L'histoire :
La Louisiane, les Cajuns, le Bayou. Une petite bicoque sur pilotis et une barque, au milieu de nulle part où vivent les sœurs Duvall. L'aînée, Perle, affiche une quarantaine bien usée. A voir les traits de son visage, elle n'a plus rien d'une beauté de nacre. Il faut dire que quand on bosse 20 piges pour Levasseur, le caïd du coin, y'a de quoi vieillir plus vite que prévu. Le gars trempe dans toutes le magouilles et Perle bosse pour lui. Elle se charge des clients qu'il envoie depuis suffisamment longtemps pour que ce soit désormais Jacky, sa cadette bientôt majeure, qui prenne la relève. Mais la môme ne l'entend pas de cette oreille, ce qui déclenche une brouille entre les deux sœurs. Perle ne comprend pas : ne pas se plier aux volontés de Levasseur, c'est non seulement dangereux, mais en plus ingrat. Agacée, elle sort fumer une clope. Jacky en profite pour se saisir de la Winchester qui est posée sur le conduit de la cheminée. Si sa sœur considère que faire la pute doit être sa vie à venir, c'est qu'elle ne mérite pas que la sienne continue. Le coup de feu retentit. La gamine démonte une latte de plancher et prend le fric amassé pour le maquerau. Puis c'est le début d'une cavale qui va la conduire à New York, où elle va demander la protection au célèbre flic Nick Raider. Le truc, c'est qu'elle ne lui dit pas tout, car elle compte bien garder le magot pour elle...
Ce qu'on en pense sur la planète BD :
Au début des années 2000, Sergio Toppi est à un tournant de sa carrière. L'artiste italien a toujours œuvré pour proposer des BD qui sortent des sentiers battus de la BD industrielle et son travail graphique s'inscrit dans ce souci. Il lit peu, très peu de BD et s'il s’intéresse à la photographie et au cinéma, c'est pour introduire une dose de réalisme, mais surtout pour travailler sur plusieurs plans dans une même case, avec une technique d'encrage qui mêle trames et hachures. Progressivement, il parvient à trouver un équilibre quasi parfait entre l'ombre et la lumière, entre le Noir et le Blanc.
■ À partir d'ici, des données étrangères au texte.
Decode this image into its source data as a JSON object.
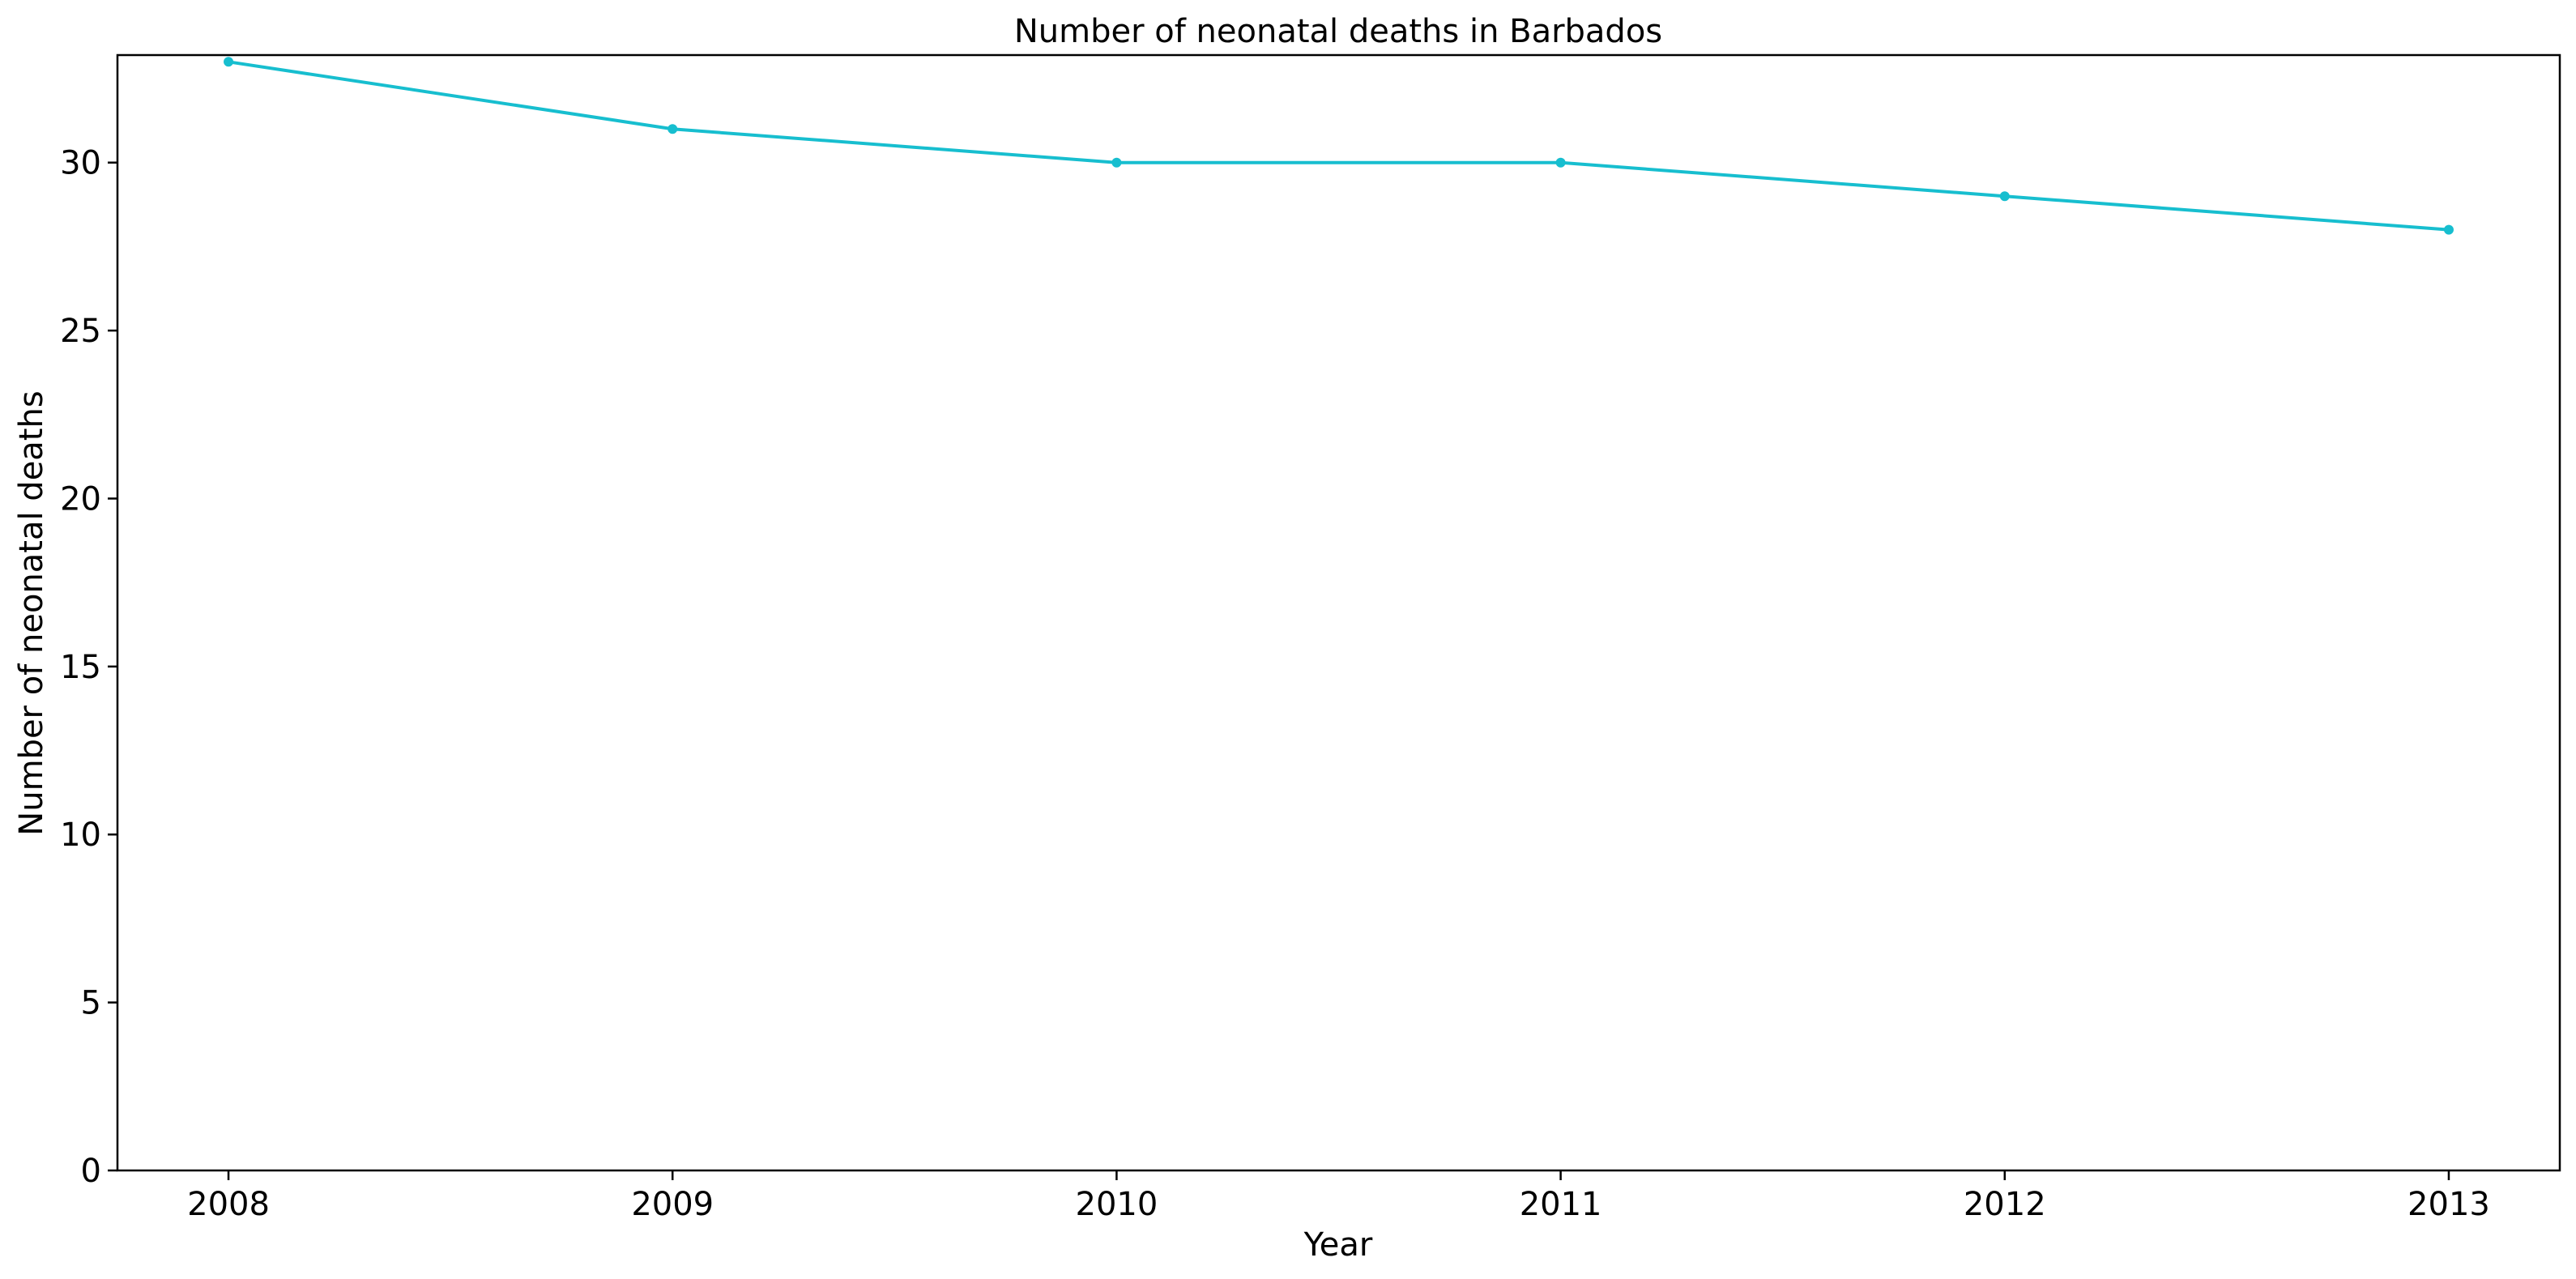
{
  "chart_data": {
    "type": "line",
    "title": "Number of neonatal deaths in Barbados",
    "xlabel": "Year",
    "ylabel": "Number of neonatal deaths",
    "x": [
      2008,
      2009,
      2010,
      2011,
      2012,
      2013
    ],
    "series": [
      {
        "values": [
          33,
          31,
          30,
          30,
          29,
          28
        ],
        "color": "#17becf"
      }
    ],
    "xlim": [
      2007.75,
      2013.25
    ],
    "ylim": [
      0,
      33.2
    ],
    "xticks": [
      2008,
      2009,
      2010,
      2011,
      2012,
      2013
    ],
    "yticks": [
      0,
      5,
      10,
      15,
      20,
      25,
      30
    ],
    "grid": false,
    "marker": "circle"
  }
}
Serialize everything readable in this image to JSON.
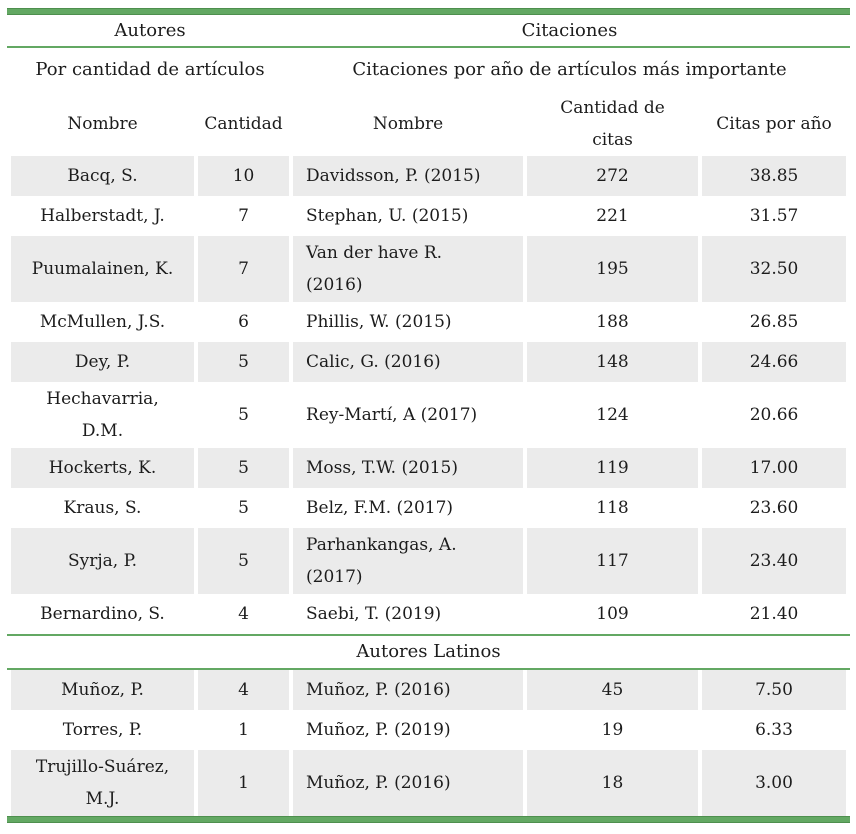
{
  "colors": {
    "green_accent": "#63a863",
    "green_edge": "#4e8f4e",
    "row_shade_gray": "#ebebeb",
    "text": "#1c1c1c"
  },
  "header": {
    "group_left": "Autores",
    "group_right": "Citaciones",
    "sub_left": "Por cantidad de artículos",
    "sub_right": "Citaciones por año de artículos más importante",
    "col1": "Nombre",
    "col2": "Cantidad",
    "col3": "Nombre",
    "col4": "Cantidad de\ncitas",
    "col5": "Citas por año"
  },
  "latin_section_title": "Autores Latinos",
  "rows": [
    {
      "name": "Bacq, S.",
      "cantidad": "10",
      "cite": "Davidsson, P. (2015)",
      "citas": "272",
      "por_anio": "38.85",
      "shade": true,
      "tall": false
    },
    {
      "name": "Halberstadt, J.",
      "cantidad": "7",
      "cite": "Stephan, U. (2015)",
      "citas": "221",
      "por_anio": "31.57",
      "shade": false,
      "tall": false
    },
    {
      "name": "Puumalainen, K.",
      "cantidad": "7",
      "cite": "Van der have R.\n(2016)",
      "citas": "195",
      "por_anio": "32.50",
      "shade": true,
      "tall": true
    },
    {
      "name": "McMullen, J.S.",
      "cantidad": "6",
      "cite": "Phillis, W. (2015)",
      "citas": "188",
      "por_anio": "26.85",
      "shade": false,
      "tall": false
    },
    {
      "name": "Dey, P.",
      "cantidad": "5",
      "cite": "Calic, G. (2016)",
      "citas": "148",
      "por_anio": "24.66",
      "shade": true,
      "tall": false
    },
    {
      "name": "Hechavarria,\nD.M.",
      "cantidad": "5",
      "cite": "Rey-Martí, A (2017)",
      "citas": "124",
      "por_anio": "20.66",
      "shade": false,
      "tall": true
    },
    {
      "name": "Hockerts, K.",
      "cantidad": "5",
      "cite": "Moss, T.W. (2015)",
      "citas": "119",
      "por_anio": "17.00",
      "shade": true,
      "tall": false
    },
    {
      "name": "Kraus, S.",
      "cantidad": "5",
      "cite": "Belz, F.M. (2017)",
      "citas": "118",
      "por_anio": "23.60",
      "shade": false,
      "tall": false
    },
    {
      "name": "Syrja, P.",
      "cantidad": "5",
      "cite": "Parhankangas, A.\n(2017)",
      "citas": "117",
      "por_anio": "23.40",
      "shade": true,
      "tall": true
    },
    {
      "name": "Bernardino, S.",
      "cantidad": "4",
      "cite": "Saebi, T. (2019)",
      "citas": "109",
      "por_anio": "21.40",
      "shade": false,
      "tall": false
    }
  ],
  "latin_rows": [
    {
      "name": "Muñoz, P.",
      "cantidad": "4",
      "cite": "Muñoz, P. (2016)",
      "citas": "45",
      "por_anio": "7.50",
      "shade": true,
      "tall": false
    },
    {
      "name": "Torres, P.",
      "cantidad": "1",
      "cite": "Muñoz, P. (2019)",
      "citas": "19",
      "por_anio": "6.33",
      "shade": false,
      "tall": false
    },
    {
      "name": "Trujillo-Suárez,\nM.J.",
      "cantidad": "1",
      "cite": "Muñoz, P. (2016)",
      "citas": "18",
      "por_anio": "3.00",
      "shade": true,
      "tall": true
    }
  ]
}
Pour ce qui est de la narration, il s'éloigne aussi des récits et des personnages traditionnels. Ainsi, il est un des contributeurs de la collection Un homme, une aventure, publiée en Italie de 1976 à 1980 (essentiellement éditée chez nous par Dargaud). L'aventure éditoriale est brève : 4 ans. Mais elle accouche de 25 albums traduits en France. Parmi les auteurs, on compte, entre autres, Dino Battaglia, Guido Crapax, Attilio Micheluzzi, Milo Manara, Hugo Pratt (pour des rééditions) et un certain Gino d'Antonio. Puis Toppi s'affranchit de la figure classique du héros, avec son mythique Collectionneur, à la toute fin des années 90. Mais d'Antonio et Toppi assistent alors à une forme d'échec commercial de la BD indépendante transalpine. Et c'est la raison pour laquelle ils signent chez Sergio Bonelli Editore, en étant « affectés » à la série policière Nick Raider, crée en 1988. Ces Traces de Sang sont le premier des trois polars qu'ils publient chez ce poids lourd de l'édition italienne (Tex, c'est chez lui). Si c'est un travail de commande, c'est surtout un vrai régal pour lecteur. D'Antonio concocte une trame classique, celle d'une cavale effectuée par une gamine rudement déterminée à se venger d'un salopard. Le mécanisme ne joue pas sur le suspense mais sur la dramaturgie, parfaitement maîtrisée au milieu des stéréotypes des récits policiers. Quant au dessin, Toppi n'est plus libre, mais cela ne l'empêche pas de jouer avec un talent de virtuose sur les contrastes entre une New-York crasseuse qu'on sent fourmillante de vie et le Bayou, dont la nature en apparence calme et placide cache en réalité une vraie sauvagerie. Un petit bijou, à ne surtout pas rater.